From WILLIAM EDELEN
The Contrary Minister
Bill Moyers had two interviews with Joseph Campbell for his national television program, Bill Moyers Journal. In his introduction Moyers said “Joseph Campbell is one of the world’s foremost scholars of mythology.” Anyone having an interest in becoming religiously educated and enlightened will be helped by insights from these interviews.
Campbell brings out, of course, that mythological themes or motifs such as flood, virgin birth, resurrected hero, “heaven” concepts, a sacred meal (or ritualistic cannibalism) have a world-wide distribution and are everywhere. They are organized and ritualized according to local needs. In the Moyers’ interviews, Campbell said, “When people try to interpret a spiritual symbol (in mythology) as though it referred to a concrete fact, you have lost the message.”

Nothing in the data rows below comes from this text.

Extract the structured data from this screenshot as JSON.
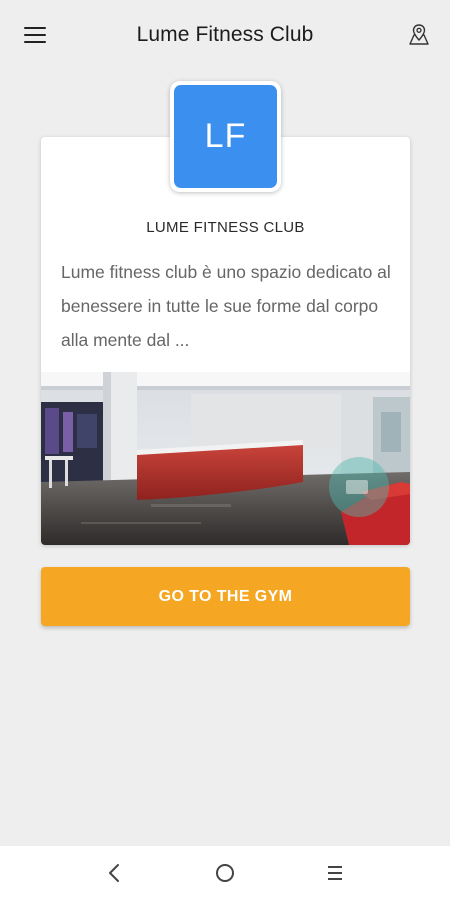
{
  "app_bar": {
    "title": "Lume Fitness Club",
    "menu_icon": "hamburger-menu-icon",
    "right_icon": "map-location-icon"
  },
  "club": {
    "logo_initials": "LF",
    "logo_color": "#3b8fef",
    "name": "LUME FITNESS CLUB",
    "description": "Lume fitness club è uno spazio dedicato al benessere in tutte le sue forme dal corpo alla mente dal ...",
    "photo": "gym-reception-photo"
  },
  "cta": {
    "label": "GO TO THE GYM",
    "color": "#f5a622"
  },
  "system_nav": {
    "back_icon": "back-chevron-icon",
    "home_icon": "home-circle-icon",
    "recents_icon": "recents-lines-icon"
  }
}
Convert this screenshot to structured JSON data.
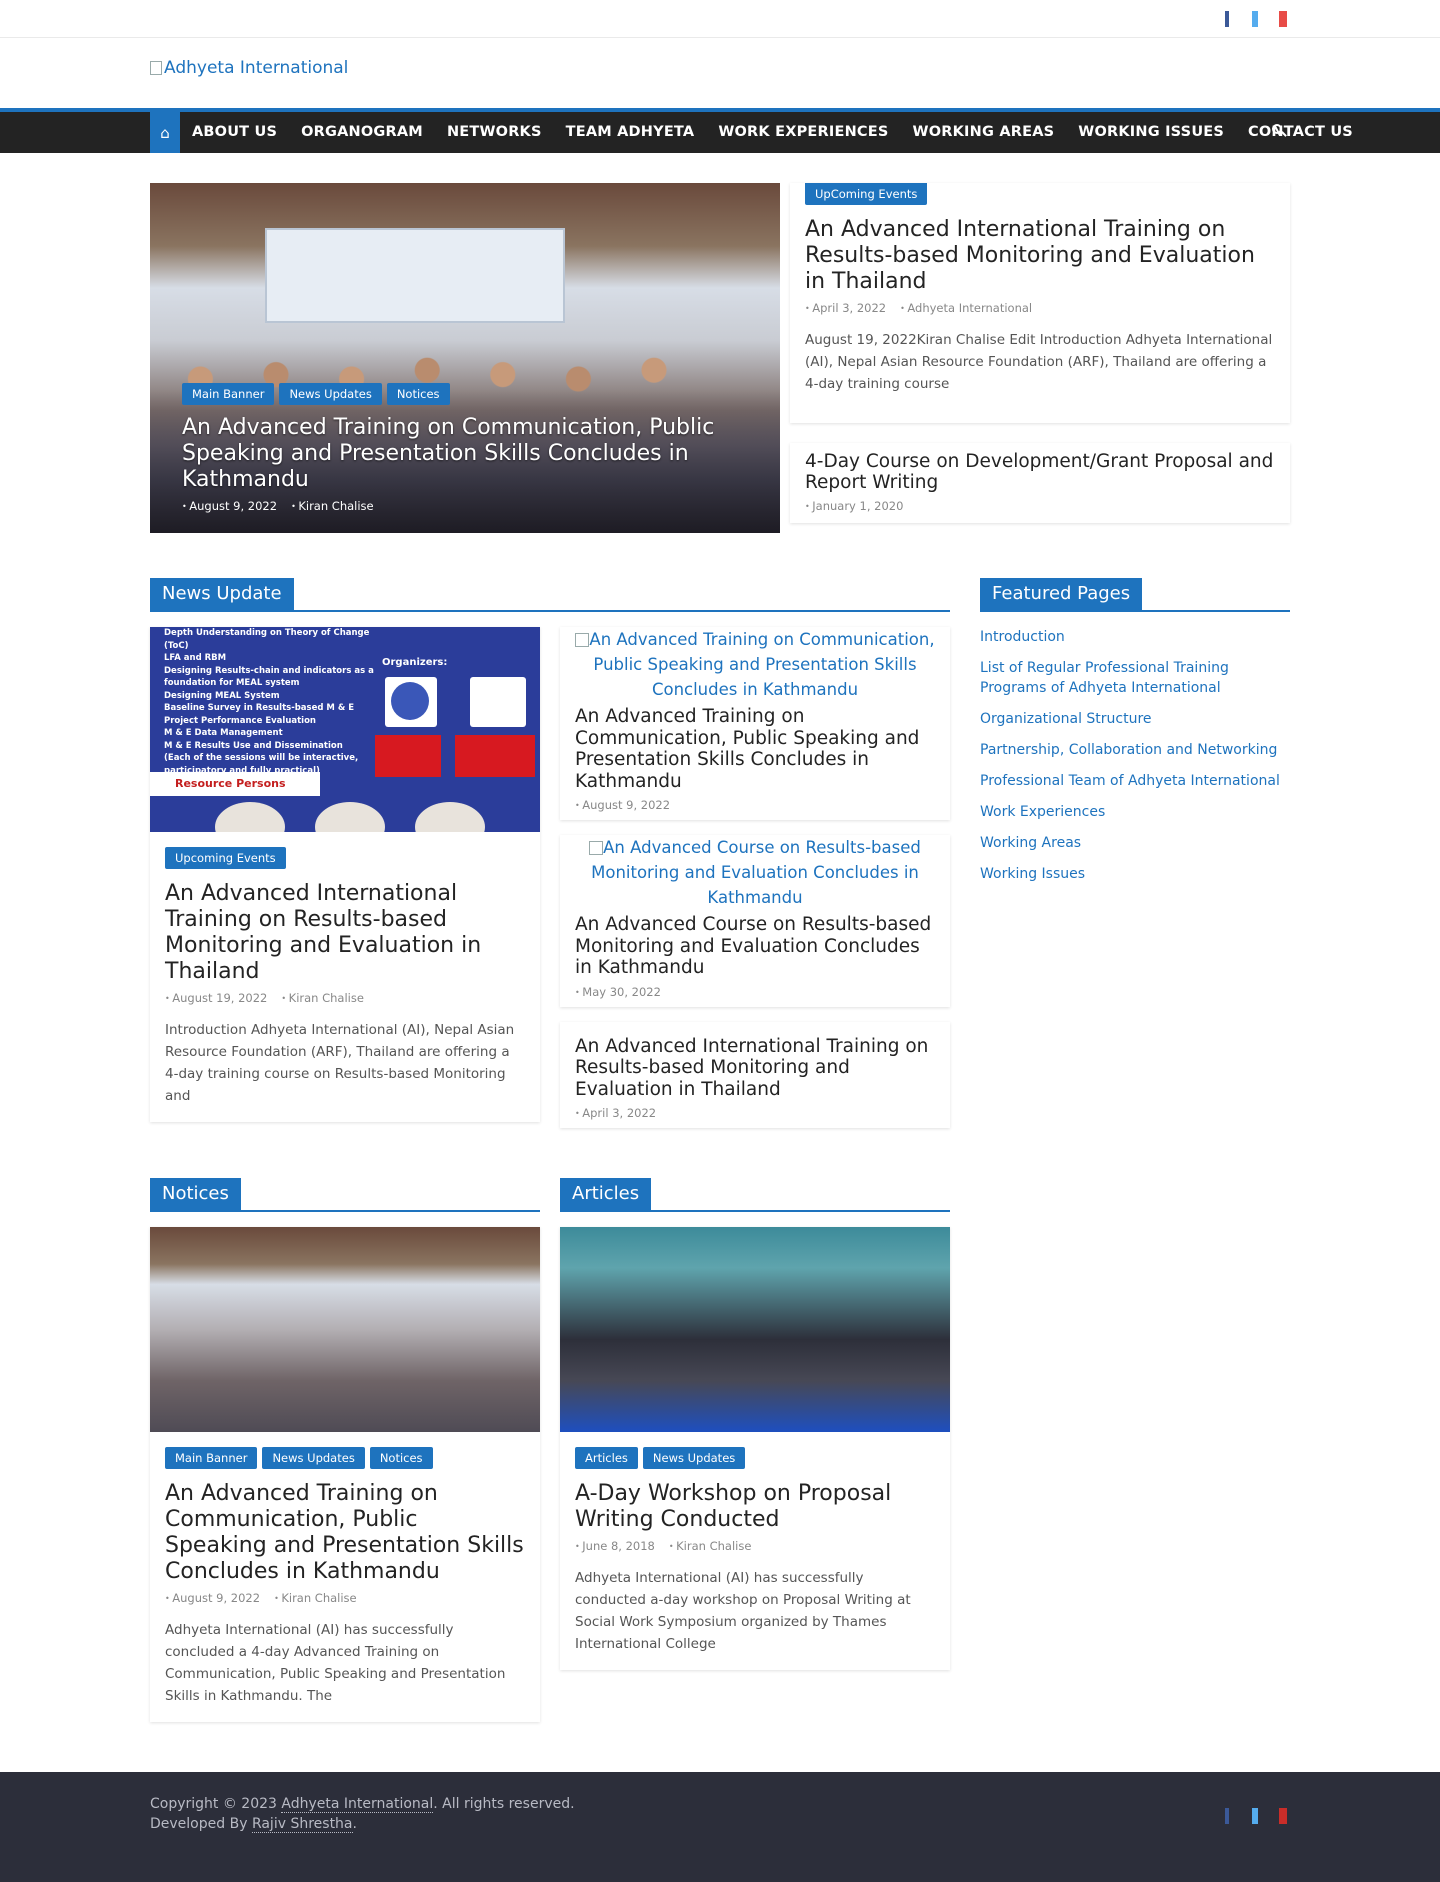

Moyers: “Give me an example.”
Campbell: “Well, the image of the virgin birth is perfect for an example. This is a motif that occurs in all the mythologies of the world. There are virgin births all over the place in all religions. ‘Virgin birth’ is symbolic of the birth of the spiritual life, and so with resurrection themes or motifs. Misunderstanding consists in reading spiritual mythological symbols as though they were references to historical, factual events.”
Other observations by Campbell in the interviews include the following: “The ‘hero’ in mythology is always the founder of something, a new religion, a new age, a new way of life. The ‘hero’ founders of all religions usually go on their vision quest. The Buddha went into solitude and sat beneath the tree of Immortal Knowledge; Jesus goes off into the desert for 40 days; Zoroaster goes off into the desert, and so it goes.
And you might say the founder of one’s own life instead of living everybody else’s life, must come from a quest too.
“Throughout the inhabited world, in all times and under every circumstance, the myths of man have flourished, and they have been the living inspiration of whatever else may have appeared on the activities of the human body and mind. It would not be too much to say that myth is the secret opening through which the inexhaustible energies of the cosmos pour into human cultural manifestation: Religions, philosophies, arts, and the social forms of primitive and historic man.
“The motivating force that has elevated man from the ground dwelling apes is the sense of awe and mystery, which is the first function of mythology, and it is that that carries him on. This is the mystical function that makes a connection between our waking consciousness and the mystery of the universe. The second function of myth gives us a picture of the universe. It allows us to see ourselves in relationship to nature, as when we speak of Father Sky and Mother Earth. The third function of myth is sociological, in that it supports a social order; and lastly myth has a psychological function in that it offers a way of passing through, and dealing with, the various stages of life from birth to death.
“It is encouraging that more and more people today are learning to let religious symbols speak directly to them. They are finally realizing that no longer are they going to let a committee of Bishops, or other church ‘leaders’ meet in a conference and then decide for everyone how the symbols are to be read and interpreted, nor how they must be believed.”
Having studied with Joseph Campbell and communicated with him on a regular basis, I can make some personal observations. He was perhaps the most deeply spiritual person, in its most profound sense, that I have ever known. In his lecturing and his presence, there is a radiance, and a quality of peace, harmony and wholeness — a centeredness that I have known in few other people.
He was, without question, the most intellectually brilliant person I have ever heard lecture. The material he had at his command can only be called awesome. For all of his adult life he indexed and outlined every book he studied and then committed the outline to memory. He lectured and conversed with an energy and vitality that many people envied.
Two of his favorite words were “awe” and “mystery.” And the first function of mythology, all mythologies, whether North American Indian or Christian, is to point us toward the mystery, in awe.
“A living mythology points you toward the source, the holy and the mystery. An artificially retained mythology points you only toward a religious institution.”